Paper No. 7
Presentation Time: 5:00 PM
THE LONG RECORD OF FUSIBILITY
NEWCOMB, Sally E., 13120 Two Farm Dr, Silver Spring, MD 20904, senewcomb@earthlink.net
The fusibility of minerals has long been recognized as a useful property. Ores were smelted, metals worked, glass and ceramics made, and cloth dyed. The resultant store of practical and folk wisdom was part of investigations in mineralogy in the 18th century and before. Test fusions of rocks and minerals were done in conjunction with those technologies and the blowpipe was in very early use. Things became more scientific in the early part of the 18th century with the work of Pott, Wallerius, and others. In 1784 Wedgwood published a table of fusibilities in order to calibrate his pyrometer. In 1794 Kirwan published a ranking for fusibility of 1 to 5, tied to degrees of Wedgwood, but described in terms of appearance. De Saussure published an extensive table of fusibilities in which he used a novel method to relate visual results from blowpipe analysis to Wedgwood temperatures. Fusibility was defined in Cadet's Dictionaire de Chemie of 1803, and was listed in mineralogy texts of the time. Cordier published his own list in conjunction with his ground-breaking work on mineral identification in fine-grained basalts. Von Kobell published a fusibility scale consisting of successively less easily fusible minerals, that is still, like Moh's hardness scale, included in current textbooks. Seger's cones provided another method of determining fusibility.

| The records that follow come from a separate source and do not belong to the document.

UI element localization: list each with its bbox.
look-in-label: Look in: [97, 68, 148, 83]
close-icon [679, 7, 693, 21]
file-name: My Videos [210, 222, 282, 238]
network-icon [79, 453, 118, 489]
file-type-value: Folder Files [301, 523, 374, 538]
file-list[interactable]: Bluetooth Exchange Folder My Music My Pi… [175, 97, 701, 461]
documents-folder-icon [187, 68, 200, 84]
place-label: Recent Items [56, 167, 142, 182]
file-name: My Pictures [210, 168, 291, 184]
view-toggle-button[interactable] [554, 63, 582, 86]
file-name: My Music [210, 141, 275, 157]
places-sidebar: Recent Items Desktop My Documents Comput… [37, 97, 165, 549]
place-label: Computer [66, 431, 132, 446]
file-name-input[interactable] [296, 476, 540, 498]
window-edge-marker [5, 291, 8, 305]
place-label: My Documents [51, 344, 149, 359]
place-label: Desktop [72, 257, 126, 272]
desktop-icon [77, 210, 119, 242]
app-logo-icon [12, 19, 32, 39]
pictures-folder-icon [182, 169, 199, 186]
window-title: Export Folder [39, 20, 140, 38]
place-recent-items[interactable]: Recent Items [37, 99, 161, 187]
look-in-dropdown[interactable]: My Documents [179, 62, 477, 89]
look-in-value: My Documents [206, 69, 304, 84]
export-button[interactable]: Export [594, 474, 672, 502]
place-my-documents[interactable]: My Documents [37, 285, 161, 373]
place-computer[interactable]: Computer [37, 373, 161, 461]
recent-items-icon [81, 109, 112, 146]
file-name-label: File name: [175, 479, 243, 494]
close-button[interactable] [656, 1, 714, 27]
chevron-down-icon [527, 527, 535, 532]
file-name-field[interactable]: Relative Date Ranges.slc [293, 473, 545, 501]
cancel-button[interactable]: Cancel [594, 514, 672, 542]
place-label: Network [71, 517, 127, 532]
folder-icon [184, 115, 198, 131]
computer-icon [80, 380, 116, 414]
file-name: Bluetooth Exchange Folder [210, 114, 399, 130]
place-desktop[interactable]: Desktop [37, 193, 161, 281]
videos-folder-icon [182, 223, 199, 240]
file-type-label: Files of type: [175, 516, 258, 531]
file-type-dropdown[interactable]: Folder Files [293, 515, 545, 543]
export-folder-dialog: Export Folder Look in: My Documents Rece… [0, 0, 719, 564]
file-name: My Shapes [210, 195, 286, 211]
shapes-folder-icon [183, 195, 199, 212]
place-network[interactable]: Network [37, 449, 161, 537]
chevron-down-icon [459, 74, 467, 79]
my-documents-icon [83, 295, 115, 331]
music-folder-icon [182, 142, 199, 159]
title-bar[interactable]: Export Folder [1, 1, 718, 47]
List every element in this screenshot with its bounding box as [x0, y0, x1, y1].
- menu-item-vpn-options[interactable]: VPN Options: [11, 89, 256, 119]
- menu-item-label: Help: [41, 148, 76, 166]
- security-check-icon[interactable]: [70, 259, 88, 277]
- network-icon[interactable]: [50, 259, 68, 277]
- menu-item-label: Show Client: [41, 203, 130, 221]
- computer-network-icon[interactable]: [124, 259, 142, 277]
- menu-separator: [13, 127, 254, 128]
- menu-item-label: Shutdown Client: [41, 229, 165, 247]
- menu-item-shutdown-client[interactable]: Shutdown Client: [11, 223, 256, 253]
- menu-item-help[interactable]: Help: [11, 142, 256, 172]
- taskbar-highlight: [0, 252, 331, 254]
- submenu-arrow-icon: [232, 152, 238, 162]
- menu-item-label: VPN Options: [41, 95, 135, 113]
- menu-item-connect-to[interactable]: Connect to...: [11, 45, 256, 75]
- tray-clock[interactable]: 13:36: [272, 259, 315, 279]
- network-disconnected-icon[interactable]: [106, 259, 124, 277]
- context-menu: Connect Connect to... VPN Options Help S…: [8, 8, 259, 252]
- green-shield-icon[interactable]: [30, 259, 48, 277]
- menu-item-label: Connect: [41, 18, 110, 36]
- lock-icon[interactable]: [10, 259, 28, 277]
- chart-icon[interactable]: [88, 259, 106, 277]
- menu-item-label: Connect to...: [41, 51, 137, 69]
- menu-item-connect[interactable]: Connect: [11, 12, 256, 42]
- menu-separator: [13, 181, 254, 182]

There were many innovations in high temperature pyrometry. Many were designed to make conditions for technologies better known and efficient, but fusibility tables were still inaccurate and inconsistent. Barus reviewed the situation in 1889. Noting the unreliability of the earlier fusion scales for minerals, in 1891 Joly originated what he called a meldometer, which depended on the thermal expansion of a platinum ribbon. Optical pyrometers, thermocouples, and gas pyrometry also have a long history beginning in the 19th century. Geologists and mineralogists were still concerned with conditions of rock origin and metamorphism, and originated equipment of increasing complexity. However, von Kobell's scale is still used and continues to be cited in mineralogy textbooks and web sites.